Still, he showed no aversion to other counterfeits, turning a second later to flip through a rack of pirated DVDs.

No official statistics on the human cost of fake products are available.

But in southwestern Yunnan Province alone, 17 deaths from tainted food have been reported so far this year.

A recent survey of 2,415 people in seven Chinese cities found that just 45 percent of those who responded have confidence in the safety of their food.

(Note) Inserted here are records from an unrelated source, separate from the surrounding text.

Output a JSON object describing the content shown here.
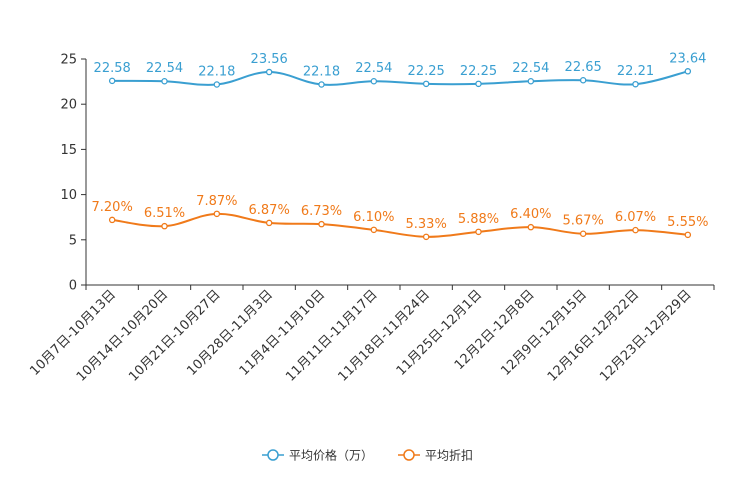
{
  "chart_data": {
    "type": "line",
    "categories": [
      "10月7日-10月13日",
      "10月14日-10月20日",
      "10月21日-10月27日",
      "10月28日-11月3日",
      "11月4日-11月10日",
      "11月11日-11月17日",
      "11月18日-11月24日",
      "11月25日-12月1日",
      "12月2日-12月8日",
      "12月9日-12月15日",
      "12月16日-12月22日",
      "12月23日-12月29日"
    ],
    "series": [
      {
        "name": "平均价格（万）",
        "color": "#3a9fd1",
        "values": [
          22.58,
          22.54,
          22.18,
          23.56,
          22.18,
          22.54,
          22.25,
          22.25,
          22.54,
          22.65,
          22.21,
          23.64
        ],
        "labels": [
          "22.58",
          "22.54",
          "22.18",
          "23.56",
          "22.18",
          "22.54",
          "22.25",
          "22.25",
          "22.54",
          "22.65",
          "22.21",
          "23.64"
        ]
      },
      {
        "name": "平均折扣",
        "color": "#f07a1a",
        "values": [
          7.2,
          6.51,
          7.87,
          6.87,
          6.73,
          6.1,
          5.33,
          5.88,
          6.4,
          5.67,
          6.07,
          5.55
        ],
        "labels": [
          "7.20%",
          "6.51%",
          "7.87%",
          "6.87%",
          "6.73%",
          "6.10%",
          "5.33%",
          "5.88%",
          "6.40%",
          "5.67%",
          "6.07%",
          "5.55%"
        ]
      }
    ],
    "yticks": [
      "0",
      "5",
      "10",
      "15",
      "20",
      "25"
    ],
    "ylim": [
      0,
      25
    ],
    "legend_position": "bottom-center"
  }
}
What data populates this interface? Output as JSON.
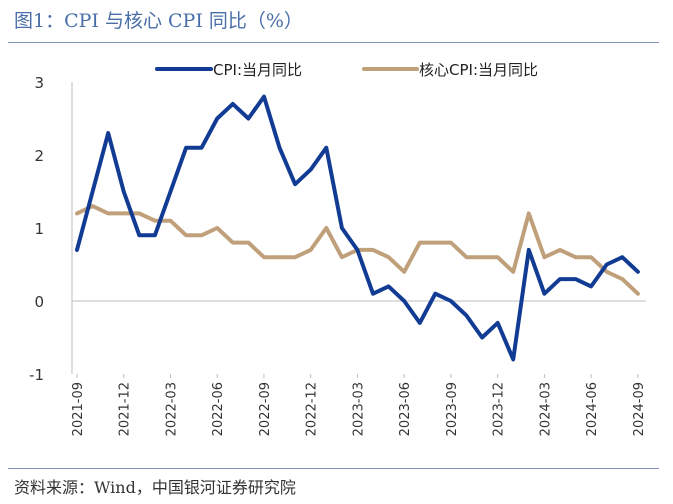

The rest ranged from highly skeptical to only marginally confident, according to the survey published Wednesday in the Shanghai Daily.

Such sentiments haven't been helped by media reports showing officials to be unconcerned about or even colluding with the cheats.

In one case, medical inspectors were believed to be working with distributors who sold rabies vaccine made of only salted water to country clinics, according to a police official speaking on state television.